Local businesses rely on you
As the pandemic took hold and kept shoppers and diners from shopping and dining, people gained a new appreciation for local businesses that were most at risk due to the lockdown. Consumers went out of their way to support the neighborhood pizzeria or independent bookstore because they wanted those businesses to survive. In 2021, remember that even as the pandemic starts to wind down, the local community benefits when local businesses thrive.
That said, remember that national chains might be owned by local franchisees who employ your friends and neighbors. They need your support, too. So, don’t feel bad if you occasionally zip through a McDonald’s drive-thru or buy gas from a Chevron – you’re still helping the local economy by doing so.
Simpler was kind of better
For as much pain as the pandemic and subsequent recession have caused, they also made Americans rediscover and appreciate the little things. People ate at home more often and became adventurous with recipes. Families enjoyed board games and jigsaw puzzles. Far-flung friends organized virtual happy hours. With little out-of-the-home entertainment options available, brisk walks and family bike rides became more common. And trips to state and national parks surged.

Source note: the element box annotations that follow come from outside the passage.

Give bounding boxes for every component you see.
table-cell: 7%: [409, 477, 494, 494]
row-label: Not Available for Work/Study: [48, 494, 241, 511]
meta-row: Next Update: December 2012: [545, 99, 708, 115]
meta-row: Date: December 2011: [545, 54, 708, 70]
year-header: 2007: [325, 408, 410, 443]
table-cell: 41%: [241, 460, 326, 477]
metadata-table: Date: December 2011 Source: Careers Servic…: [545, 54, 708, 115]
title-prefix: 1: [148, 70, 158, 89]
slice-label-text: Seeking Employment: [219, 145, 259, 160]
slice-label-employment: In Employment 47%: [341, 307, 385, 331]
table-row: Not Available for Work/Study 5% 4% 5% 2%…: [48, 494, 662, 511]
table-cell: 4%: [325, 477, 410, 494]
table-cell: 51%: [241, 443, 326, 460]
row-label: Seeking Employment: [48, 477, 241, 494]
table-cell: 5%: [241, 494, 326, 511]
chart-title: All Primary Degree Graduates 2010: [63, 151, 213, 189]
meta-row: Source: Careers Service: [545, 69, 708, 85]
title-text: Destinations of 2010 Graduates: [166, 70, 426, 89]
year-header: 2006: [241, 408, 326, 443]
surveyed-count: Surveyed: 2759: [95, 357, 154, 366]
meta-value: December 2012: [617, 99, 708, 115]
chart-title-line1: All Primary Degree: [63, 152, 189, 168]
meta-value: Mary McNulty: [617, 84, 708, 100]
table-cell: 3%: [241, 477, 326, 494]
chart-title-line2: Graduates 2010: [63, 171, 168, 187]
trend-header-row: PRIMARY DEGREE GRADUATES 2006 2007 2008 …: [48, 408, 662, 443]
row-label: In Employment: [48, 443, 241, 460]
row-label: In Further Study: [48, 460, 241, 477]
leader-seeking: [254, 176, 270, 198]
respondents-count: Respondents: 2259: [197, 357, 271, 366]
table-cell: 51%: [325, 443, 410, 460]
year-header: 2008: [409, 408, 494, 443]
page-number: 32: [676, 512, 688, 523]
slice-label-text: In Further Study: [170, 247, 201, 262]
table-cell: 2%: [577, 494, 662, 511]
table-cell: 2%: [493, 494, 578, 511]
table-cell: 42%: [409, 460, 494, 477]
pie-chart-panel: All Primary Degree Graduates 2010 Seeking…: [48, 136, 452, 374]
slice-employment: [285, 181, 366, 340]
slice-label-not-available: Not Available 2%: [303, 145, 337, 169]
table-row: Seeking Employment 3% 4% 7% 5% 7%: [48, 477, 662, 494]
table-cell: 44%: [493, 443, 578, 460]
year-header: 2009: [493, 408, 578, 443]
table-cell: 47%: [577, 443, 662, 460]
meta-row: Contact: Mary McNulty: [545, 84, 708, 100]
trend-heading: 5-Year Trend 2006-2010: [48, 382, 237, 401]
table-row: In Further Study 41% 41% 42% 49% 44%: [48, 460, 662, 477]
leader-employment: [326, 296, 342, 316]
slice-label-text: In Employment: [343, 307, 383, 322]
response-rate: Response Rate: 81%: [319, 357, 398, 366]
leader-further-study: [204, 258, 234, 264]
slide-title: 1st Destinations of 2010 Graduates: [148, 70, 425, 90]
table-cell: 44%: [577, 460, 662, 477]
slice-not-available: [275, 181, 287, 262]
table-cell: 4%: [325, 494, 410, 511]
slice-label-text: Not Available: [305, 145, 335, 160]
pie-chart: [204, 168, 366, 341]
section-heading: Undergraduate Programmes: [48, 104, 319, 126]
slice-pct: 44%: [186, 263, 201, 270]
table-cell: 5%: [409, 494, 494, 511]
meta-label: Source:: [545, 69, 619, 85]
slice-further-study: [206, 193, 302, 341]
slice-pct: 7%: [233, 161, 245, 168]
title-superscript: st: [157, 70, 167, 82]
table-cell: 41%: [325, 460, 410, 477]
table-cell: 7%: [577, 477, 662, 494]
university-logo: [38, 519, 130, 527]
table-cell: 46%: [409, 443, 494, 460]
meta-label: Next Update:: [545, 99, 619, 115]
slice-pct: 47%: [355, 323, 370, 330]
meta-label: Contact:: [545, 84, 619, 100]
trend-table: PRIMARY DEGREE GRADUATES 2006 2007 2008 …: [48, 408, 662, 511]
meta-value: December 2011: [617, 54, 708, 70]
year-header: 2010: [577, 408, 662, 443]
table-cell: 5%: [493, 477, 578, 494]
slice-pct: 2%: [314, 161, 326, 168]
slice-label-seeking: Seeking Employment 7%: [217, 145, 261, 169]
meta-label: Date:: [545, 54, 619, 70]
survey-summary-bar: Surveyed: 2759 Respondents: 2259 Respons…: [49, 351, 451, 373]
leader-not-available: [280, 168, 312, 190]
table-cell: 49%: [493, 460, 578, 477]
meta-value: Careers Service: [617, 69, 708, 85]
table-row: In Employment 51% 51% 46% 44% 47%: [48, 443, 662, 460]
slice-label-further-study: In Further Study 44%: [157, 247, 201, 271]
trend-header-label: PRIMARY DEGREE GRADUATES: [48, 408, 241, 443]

Not only were these simpler pleasures more personal and communal, but they were also more economical. In 2021, we may be looking forward to restaurants and vacations again, but we can find joy, community, and value in plenty of other ways. 2020 proved that.
Who will pay for all this?
The federal government has been distributing the latest round of stimulus checks and another direct payment to Americans might be possible with the new Congress. Many people and businesses need the short-term help. But for the long term, it’s still too soon to tell how all this spending, as well as all the lost revenue from the pandemic, will affect the economy.
Much of the bigger picture is out of the control of many of us, so the best we can do is make sure our finances are in order. Spending wisely, saving for retirement, and staying informed will help prepare you for whatever 2021 (and beyond) has in store.